The researchers evaluated progress using the House-Brackman scale and the Facial Disability Index. Assessment of progress was taken at the beginning of the study and six months later.
The House-Brackman scale is based on a six-point scale in which one point indicates normal function and six points indicates complete paralysis. The Facial Disability Index asks questions to measure disability and health-related quality of life.
Scores at the beginning of the study before acupuncture were similar for both groups. At follow-up, facial-nerve function, disability and quality of life were better in the group receiving strong acupuncture than in the group receiving weak acupuncture.
Almost 90 percent of the group receiving strong acupuncture made a complete recovery, compared to almost 71 percent in the group receiving weak acupuncture.
Diane Shiao, PT, MSPT, DPT, of Revive Physical Therapy and Wellness in Edison, New Jersey, spoke with dailyRx about the use of acupuncture for Bell's palsy.
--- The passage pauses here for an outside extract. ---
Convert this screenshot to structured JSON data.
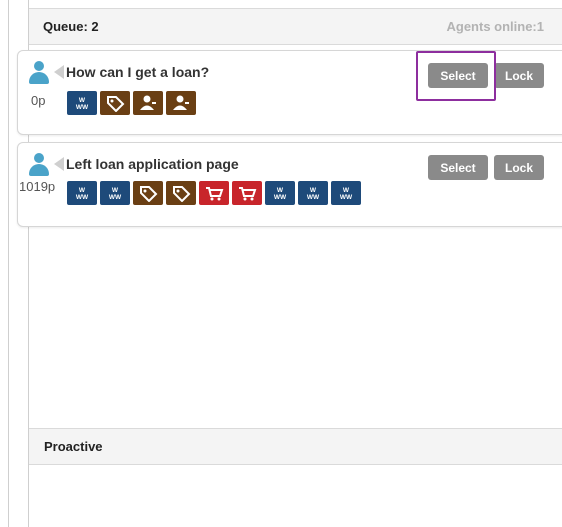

“From my experience with Bell's palsy, treatment of the facial muscles should be administered immediately for the best results,” said Dr. Shiao.
“A combination of acupuncture, acupressure/massage, electric stimulation, and physical therapy exercises allows for a greater return of muscle function,” she said.
“The facial nerve and the surrounding muscles must be stimulated to prevent permanent facial paralysis,” Dr. Shiao added.
The study was published in the Canadian Medical Association Journal.
Funding was provided by grants from National Science Fund for Distinguished Young Scholars, Natural Science Foundation of China and National Basic Research Program.
The authors reported no conflicts of interest.